Karcher provides cleaning systems, cleaning products and services for recreation, government offices, educational institutions, retail, hospitality, household, transportation, trade and industry. And business is booming.

“We are definitely still growing at this phase,” says Rissler. “Year-to-date we are at a 9% growth rate. We attribute that to product innovation, quality manufacturing and infrastructure support across the nation through our dealers.”

In addition to innovation, the business model has a customer-centric design that also helps to drive growth.

“We are all about innovation, quality, dependable products, and our service to the customer,” says Rissler. “What we do is we make to customer order and we build and ship product in three days.”

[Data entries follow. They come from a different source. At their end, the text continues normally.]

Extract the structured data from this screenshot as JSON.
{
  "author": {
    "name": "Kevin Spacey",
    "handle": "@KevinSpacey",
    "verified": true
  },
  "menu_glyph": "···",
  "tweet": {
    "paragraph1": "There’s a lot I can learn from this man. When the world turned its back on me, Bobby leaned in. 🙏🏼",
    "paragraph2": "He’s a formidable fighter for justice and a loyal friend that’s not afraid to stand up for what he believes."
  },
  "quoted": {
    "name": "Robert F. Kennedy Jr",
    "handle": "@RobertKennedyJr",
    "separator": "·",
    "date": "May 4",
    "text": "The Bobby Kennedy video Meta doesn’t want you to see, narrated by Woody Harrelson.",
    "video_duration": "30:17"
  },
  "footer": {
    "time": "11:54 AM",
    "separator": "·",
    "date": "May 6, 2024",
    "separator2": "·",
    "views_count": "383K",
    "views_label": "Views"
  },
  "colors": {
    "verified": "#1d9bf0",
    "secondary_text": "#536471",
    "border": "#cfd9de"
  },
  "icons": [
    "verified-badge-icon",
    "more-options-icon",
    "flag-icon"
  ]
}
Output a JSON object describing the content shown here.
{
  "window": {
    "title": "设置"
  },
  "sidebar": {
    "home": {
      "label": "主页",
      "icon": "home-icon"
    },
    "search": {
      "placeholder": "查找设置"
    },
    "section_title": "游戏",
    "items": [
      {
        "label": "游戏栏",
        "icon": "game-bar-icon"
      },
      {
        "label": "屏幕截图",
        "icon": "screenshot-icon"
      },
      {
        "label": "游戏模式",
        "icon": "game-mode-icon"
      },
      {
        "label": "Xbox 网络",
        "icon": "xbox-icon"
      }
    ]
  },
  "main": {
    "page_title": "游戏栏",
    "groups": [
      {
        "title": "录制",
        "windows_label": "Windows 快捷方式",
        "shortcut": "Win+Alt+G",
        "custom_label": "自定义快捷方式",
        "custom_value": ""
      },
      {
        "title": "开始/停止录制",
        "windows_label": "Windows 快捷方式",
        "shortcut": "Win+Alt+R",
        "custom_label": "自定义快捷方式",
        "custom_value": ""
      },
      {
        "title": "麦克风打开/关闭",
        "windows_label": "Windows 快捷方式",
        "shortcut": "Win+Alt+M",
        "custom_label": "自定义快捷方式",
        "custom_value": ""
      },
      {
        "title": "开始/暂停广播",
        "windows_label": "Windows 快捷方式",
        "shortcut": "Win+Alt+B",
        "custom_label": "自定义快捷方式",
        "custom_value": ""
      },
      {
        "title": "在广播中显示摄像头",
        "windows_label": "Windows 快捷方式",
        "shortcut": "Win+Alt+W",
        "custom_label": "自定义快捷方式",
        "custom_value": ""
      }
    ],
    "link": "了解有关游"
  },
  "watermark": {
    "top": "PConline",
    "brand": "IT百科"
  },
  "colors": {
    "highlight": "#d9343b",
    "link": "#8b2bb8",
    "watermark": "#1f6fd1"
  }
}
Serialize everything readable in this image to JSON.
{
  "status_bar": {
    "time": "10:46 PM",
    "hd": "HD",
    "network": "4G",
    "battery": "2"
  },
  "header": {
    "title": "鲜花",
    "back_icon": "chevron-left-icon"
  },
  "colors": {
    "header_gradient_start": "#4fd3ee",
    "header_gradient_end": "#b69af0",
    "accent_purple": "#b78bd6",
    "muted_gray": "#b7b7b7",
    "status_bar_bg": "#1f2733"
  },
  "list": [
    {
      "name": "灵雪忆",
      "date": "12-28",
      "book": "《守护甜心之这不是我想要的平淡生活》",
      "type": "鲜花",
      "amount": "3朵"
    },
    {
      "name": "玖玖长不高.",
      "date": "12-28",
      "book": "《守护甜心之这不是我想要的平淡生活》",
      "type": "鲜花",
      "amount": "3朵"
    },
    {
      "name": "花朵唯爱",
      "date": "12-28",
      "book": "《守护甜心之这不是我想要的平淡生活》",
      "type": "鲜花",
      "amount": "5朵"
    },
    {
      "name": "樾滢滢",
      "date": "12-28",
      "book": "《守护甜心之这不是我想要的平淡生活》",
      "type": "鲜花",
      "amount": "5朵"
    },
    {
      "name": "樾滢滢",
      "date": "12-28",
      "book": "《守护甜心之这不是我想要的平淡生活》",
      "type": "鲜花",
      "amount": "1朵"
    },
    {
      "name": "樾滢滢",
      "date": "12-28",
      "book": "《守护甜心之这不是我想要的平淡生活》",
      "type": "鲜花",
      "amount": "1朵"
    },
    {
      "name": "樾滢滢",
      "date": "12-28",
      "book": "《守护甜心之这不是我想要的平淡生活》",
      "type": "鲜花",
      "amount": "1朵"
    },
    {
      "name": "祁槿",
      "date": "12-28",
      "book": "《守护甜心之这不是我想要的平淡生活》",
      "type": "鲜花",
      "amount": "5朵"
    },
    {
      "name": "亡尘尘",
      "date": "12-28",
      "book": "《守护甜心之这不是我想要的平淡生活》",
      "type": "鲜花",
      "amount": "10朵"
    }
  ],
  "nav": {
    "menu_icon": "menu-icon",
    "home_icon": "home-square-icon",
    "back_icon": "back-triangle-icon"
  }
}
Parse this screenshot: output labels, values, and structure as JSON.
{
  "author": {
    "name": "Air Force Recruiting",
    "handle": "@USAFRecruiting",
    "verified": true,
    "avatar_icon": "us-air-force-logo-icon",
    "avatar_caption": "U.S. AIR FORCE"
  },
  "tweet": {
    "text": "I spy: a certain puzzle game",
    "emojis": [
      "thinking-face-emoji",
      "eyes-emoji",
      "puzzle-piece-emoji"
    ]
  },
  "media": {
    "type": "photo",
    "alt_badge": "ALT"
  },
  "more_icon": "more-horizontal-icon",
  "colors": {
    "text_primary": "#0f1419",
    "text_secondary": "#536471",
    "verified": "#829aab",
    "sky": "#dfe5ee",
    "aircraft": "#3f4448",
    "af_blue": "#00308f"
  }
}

Karcher leverages technological advances throughout their product line in an effort to create products that are more robust, efficient and economical. “We were the first to market the stand-up piece of flooring equipment as opposed to a walk behind or a sit down,” says Rissler.

Several market drivers have steered Karcher toward its upward swing in business. “An unfortunate one that has driven some of our growth is natural disasters,” says Rissler, referring to recent flooding in Colorado and other areas. Karcher donates to the flood relief efforts through the Red Cross, as well as participates in cancer-awareness runs.

Schools have also been an effective market driver for the company. “Educational funding is coming back after years of soft revenues from the housing market decline and the tax revenues being pretty soft for the school districts,” says Spickard. “This year they have had to spend on their maintenance equipment.”

Keeping up with increasing demand also means maintaining a steady workforce.
“The average age of our assembler here in Englewood is 51 years old,” says Spickard. “Our average tenure of our employee is somewhere north of 12 years. We don’t really plan to replace the aging work force one for one directly. We are now investing in and investigating new technologies that will help us advance our manufacturing process to the point where we will require less labor, but it will require a different skillset.”

Spickard and Rissler see finding skilled labor a big problem for Colorado in general. “Many times I hear that the pipelines for technicians have to improve,” says Spickard. “Young kids think manufacturing is the three D’s, dull, dangerous and dirty. It is not like that anymore, and in the future it will be very high tech.”

Challenges: “There is seasonality to our business,” says Rissler. “The challenge is how to increase your capacities for short times during the year.”

Opportunities: “It is a growing company and we have opportunities to improve our operations through capital investments of new technologies,” says Rissler.”

Needs: “Our needs are to continue to find ways to increase our growth, and our capacities both physically and in the workforce,” says Spickard. “We have outgrown the Englewood space.”